A variation on the exercise above is to pick two people in the room who aren’t together and imagine their conversation. You can do this with two people you think would go well together, then try it a different time with two people who look like they’d ordinarily never meet. Characters who surprise us often produce some of our best writing.
ex: You wouldn’t have put them together in a million years. She was a saggy-baggy old hippie in Birkenstocks and a snarled Peruvian shawl. He was pimply, pierced and Mohawked.
Exercise 2: Pick a particular food smell out of the air and write what it makes you think of. You can go so many places with this exercise, you can do it several times. Do it with soup. With fried foods. With breakfast smells or simply with coffee. Do it with ethnic foods. Do it with the smell of something you hate.
ex: Frying bacon on a winter morning flashes me back to Uncle Henry’s camp. A few, deep greasy breaths and this neighborhood diner melts away.
Exercise 3: Using only a single one of your senses, describe what is going on in the room around you. Repeat the exercise, using a different sense. Notice how challenging it can be to find good words for scents.

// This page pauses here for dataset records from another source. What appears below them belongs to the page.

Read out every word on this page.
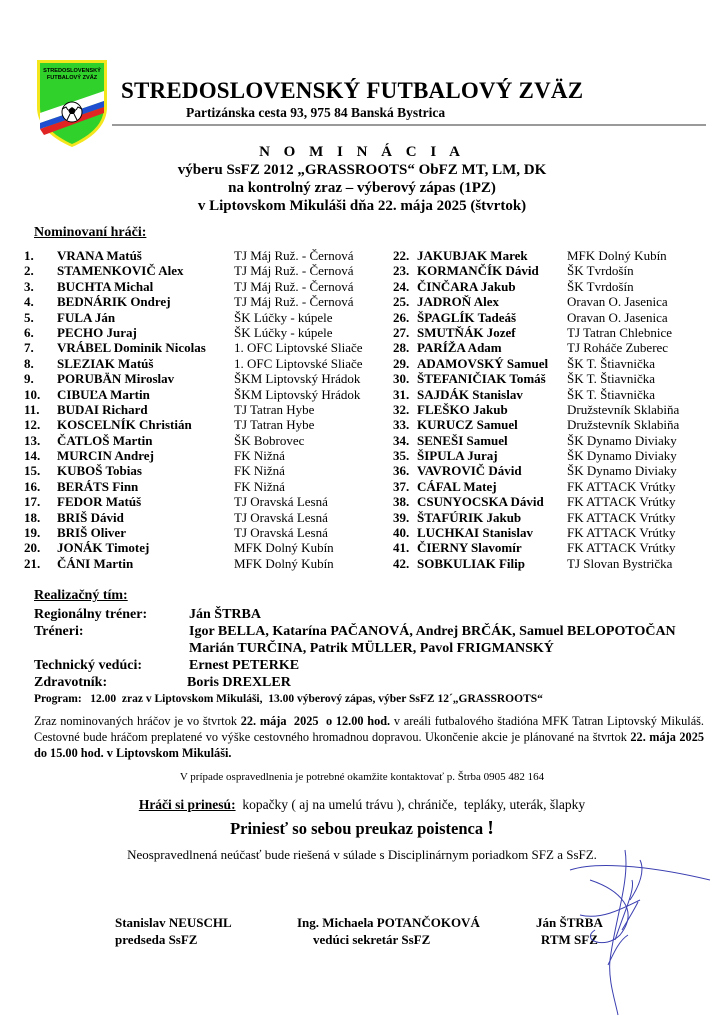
STREDOSLOVENSKÝ
FUTBALOVÝ ZVÄZ STREDOSLOVENSKÝ FUTBALOVÝ ZVÄZ
Partizánska cesta 93, 975 84 Banská Bystrica
N O M I N Á C I A
výberu SsFZ 2012 „GRASSROOTS“ ObFZ MT, LM, DK
na kontrolný zraz – výberový zápas (1PZ)
v Liptovskom Mikuláši dňa 22. mája 2025 (štvrtok)
Nominovaní hráči:
1. VRANA Matúš	TJ Máj Ruž. - Černová
2. STAMENKOVIČ Alex	TJ Máj Ruž. - Černová
3. BUCHTA Michal	TJ Máj Ruž. - Černová
4. BEDNÁRIK Ondrej	TJ Máj Ruž. - Černová
5. FULA Ján	ŠK Lúčky - kúpele
6. PECHO Juraj	ŠK Lúčky - kúpele
7. VRÁBEL Dominik Nicolas 1. OFC Liptovské Sliače
8. SLEZIAK Matúš	1. OFC Liptovské Sliače
9. PORUBÄN Miroslav	ŠKM Liptovský Hrádok
10. CIBUĽA Martin	ŠKM Liptovský Hrádok
11. BUDAI Richard	TJ Tatran Hybe
12. KOSCELNÍK Christián	TJ Tatran Hybe
13. ČATLOŠ Martin	ŠK Bobrovec
14. MURCIN Andrej	FK Nižná
15. KUBOŠ Tobias	FK Nižná
16. BERÁTS Finn	FK Nižná
17. FEDOR Matúš	TJ Oravská Lesná
18. BRIŠ Dávid	TJ Oravská Lesná
19. BRIŠ Oliver	TJ Oravská Lesná
20. JONÁK Timotej	MFK Dolný Kubín
21. ČÁNI Martin	MFK Dolný Kubín
22. JAKUBJAK Marek	MFK Dolný Kubín
23. KORMANČÍK Dávid ŠK Tvrdošín
24. ČINČARA Jakub	ŠK Tvrdošín
25. JADROŇ Alex	Oravan O. Jasenica
26. ŠPAGLÍK Tadeáš	Oravan O. Jasenica
27. SMUTŇÁK Jozef	TJ Tatran Chlebnice
28. PARÍŽA Adam	TJ Roháče Zuberec
29. ADAMOVSKÝ Samuel ŠK T. Štiavnička
30. ŠTEFANIČIAK Tomáš ŠK T. Štiavnička
31. SAJDÁK Stanislav	ŠK T. Štiavnička
32. FLEŠKO Jakub	Družstevník Sklabiňa
33. KURUCZ Samuel	Družstevník Sklabiňa
34. SENEŠI Samuel	ŠK Dynamo Diviaky
35. ŠIPULA Juraj	ŠK Dynamo Diviaky
36. VAVROVIČ Dávid	ŠK Dynamo Diviaky
37. CÁFAL Matej	FK ATTACK Vrútky
38. CSUNYOCSKA Dávid FK ATTACK Vrútky
39. ŠTAFÚRIK Jakub	FK ATTACK Vrútky
40. LUCHKAI Stanislav	FK ATTACK Vrútky
41. ČIERNY Slavomír	FK ATTACK Vrútky
42. SOBKULIAK Filip	TJ Slovan Bystrička
Realizačný tím:
Regionálny tréner:	Ján ŠTRBA
Tréneri:	Igor BELLA, Katarína PAČANOVÁ, Andrej BRČÁK, Samuel BELOPOTOČAN
Marián TURČINA, Patrik MÜLLER, Pavol FRIGMANSKÝ
Technický vedúci:	Ernest PETERKE
Zdravotník:	Boris DREXLER
Program:   12.00  zraz v Liptovskom Mikuláši,  13.00 výberový zápas, výber SsFZ 12´„GRASSROOTS“
Zraz nominovaných hráčov je vo štvrtok 22. mája  2025  o 12.00 hod. v areáli futbalového štadióna MFK Tatran Liptovský Mikuláš. Cestovné bude hráčom preplatené vo výške cestovného hromadnou dopravou. Ukončenie akcie je plánované na štvrtok 22. mája 2025 do 15.00 hod. v Liptovskom Mikuláši.
V prípade ospravedlnenia je potrebné okamžite kontaktovať p. Štrba 0905 482 164
Hráči si prinesú:  kopačky ( aj na umelú trávu ), chrániče,  tepláky, uterák, šlapky
Priniesť so sebou preukaz poistenca !
Neospravedlnená neúčasť bude riešená v súlade s Disciplinárnym poriadkom SFZ a SsFZ.
Stanislav NEUSCHL
predseda SsFZ
Ing. Michaela POTANČOKOVÁ
vedúci sekretár SsFZ
Ján ŠTRBA
RTM SFZ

A variation on this exercise: Describe the same sandwich in 150 words. In 50. In only 20 words.
Exercise 5: Choose someone in the room who looks unhappy. Using their demeanor, expression, posture, outfit and even what they are eating, write a few paragraphs describing what they were doing just before they came in here to eat.
Exercise 6: Find someone who is wearing an interesting piece of clothing, wearing a unusual hat, or carrying an interesting object—pack, purse, walking stick, etc.—and write the story of how they got it.
Exercise 7: Another dialogue exercise. Listen for an unusually loud or striking piece of conversation or a comment that strikes you. Then write a dialogue between or among the people at that table, using the comment. A variation on this which occurs very frequently is the overheard piece of a cell phone conversation. Imagine who is on the other end, and what they say next.
Note: The idea behind these exercises is to get you thinking and observing like a writer and practicing the skills of writing description, dialogue and interior monologue. Have fun with them!